Manchmal bin ich nicht nur einigermaßen intelligent, sondern auch klug und deswegen begann der Tag mit einer Runde durch den noch kühlen Wald.

Work: Danach tackerte ich mich vor die Zoom-Kamera und verließ den Platz gefühlt den ganzen Tag nicht mehr. Das schlimmste Ende eines dieser Gespräche war allerdings ein kleiner Kompromiss, alles andere endete mit „wie nett“, „wie schön“ und „so machen wir’s“-Verabredungen und ich nur noch bin hochgradig gespannt, ob ich morgen meine Zettel noch lesen kann.
Vollkommen sweet war die Kundin, der ich erklärt habe, dass der Mann, der ihr die Eingangstür folieren soll, nicht eine leere Folie nimmt und dann da durchsichtig draufdruckt, sondern dass an der Stelle gar keine Folie auf der Schreibe kleben wird.

Life: Schon fast zur Hälfte rum das Jahr und ich habe immer noch Probleme, „2026“ zu schreiben.
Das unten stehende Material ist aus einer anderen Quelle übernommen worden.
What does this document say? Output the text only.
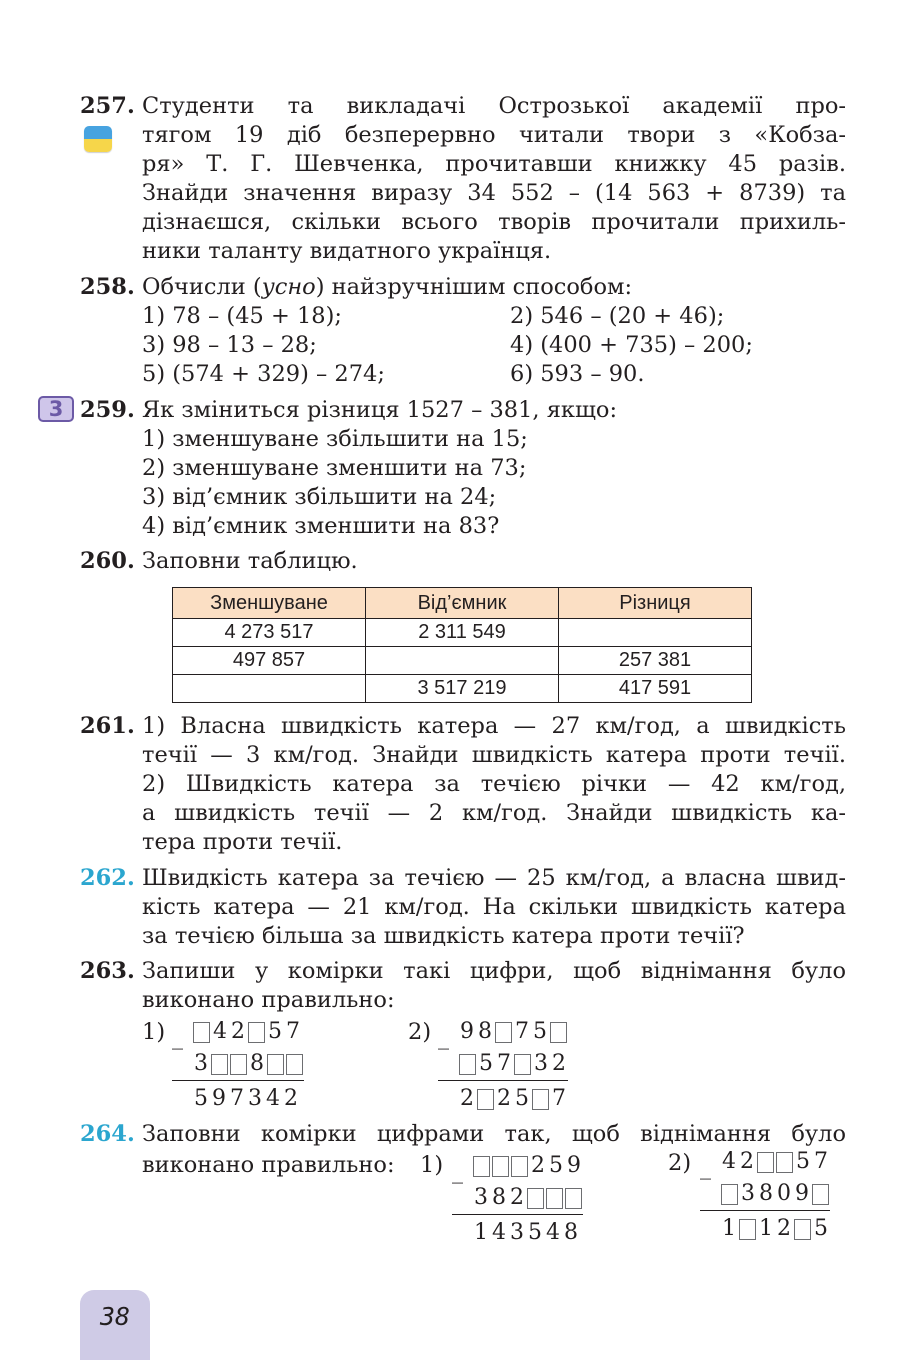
257. Студенти та викладачі Острозької академії про-
тягом 19 діб безперервно читали твори з «Кобза-
ря» Т. Г. Шевченка, прочитавши книжку 45 разів.
Знайди значення виразу 34 552 – (14 563 + 8739) та
дізнаєшся, скільки всього творів прочитали прихиль-
ники таланту видатного українця.
258. Обчисли (усно) найзручнішим способом:
1) 78 – (45 + 18);	2) 546 – (20 + 46);
3) 98 – 13 – 28;	4) (400 + 735) – 200;
5) (574 + 329) – 274;	6) 593 – 90.
3 259. Як зміниться різниця 1527 – 381, якщо:
1) зменшуване збільшити на 15;
2) зменшуване зменшити на 73;
3) від’ємник збільшити на 24;
4) від’ємник зменшити на 83?
260. Заповни таблицю.
Зменшуване	Від’ємник	Різниця
4 273 517	2 311 549	
497 857		257 381
	3 517 219	417 591
261. 1) Власна швидкість катера — 27 км/год, а швидкість
течії — 3 км/год. Знайди швидкість катера проти течії.
2) Швидкість катера за течією річки — 42 км/год,
а швидкість течії — 2 км/год. Знайди швидкість ка-
тера проти течії.
262. Швидкість катера за течією — 25 км/год, а власна швид-
кість катера — 21 км/год. На скільки швидкість катера
за течією більша за швидкість катера проти течії?
263. Запиши у комірки такі цифри, щоб віднімання було
виконано правильно:
1)	2)
_	4 2 5 7
3 8
5 9 7 3 4 2
_ 9 8 7 5
5 7 3 2
2 2 5 7
264. Заповни комірки цифрами так, щоб віднімання було
виконано правильно: 1)	2)
_	2 5 9
3 8 2
1 4 3 5 4 8
_ 4 2 5 7
3 8 0 9
1 1 2 5
38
Als habe ich Probleme damit, anzuerkennen, dass die goldenen Zwanziger ihre Mitte auch schon überschritten haben und immer noch einen ganz erheblichen Mangel an Güldenheit aufweisen.
Aber apropos „Zwanziger“*, wir hörten auf dem Weg vom Meer den Podcast „Das Geld zu Gast bei Freunden“, in dem Esther Sedlaczek „Die wirklich wahre Geschichte, wie Deutschland WM-Gastgeber 2006 wurde“ erzählt. Wir waren wirklich aller-, allerbestens unterhalten – zum einen von der gut gemachten Produktion, die kurzweilig Erzählung, Interview-Passagen und originale Tondokumente von damals zu einer spannenden und unterhaltsamen Mischung vereinen. Und zum anderen vom quasi minütlichen Wechsel zwischen herzhaftem Lachen und schmerzhafter Fremdscham.
Und: Eigentlich erzählt die Geschichte alles, was Sie wissen müssen, um zu verstehen, warum ich Deutschland nicht so töfte finde. Diese Hybris! Diese Kleingeistigkeit! Aber vielleicht tue ich da Deutschland auch unrecht und heimlich meine ich Bayern und das Sauerland – die tun sich da nicht so viel. Fügen Sie hier gerne irgendwo einen gedanklichen Link in unsere Regierungsebene ein.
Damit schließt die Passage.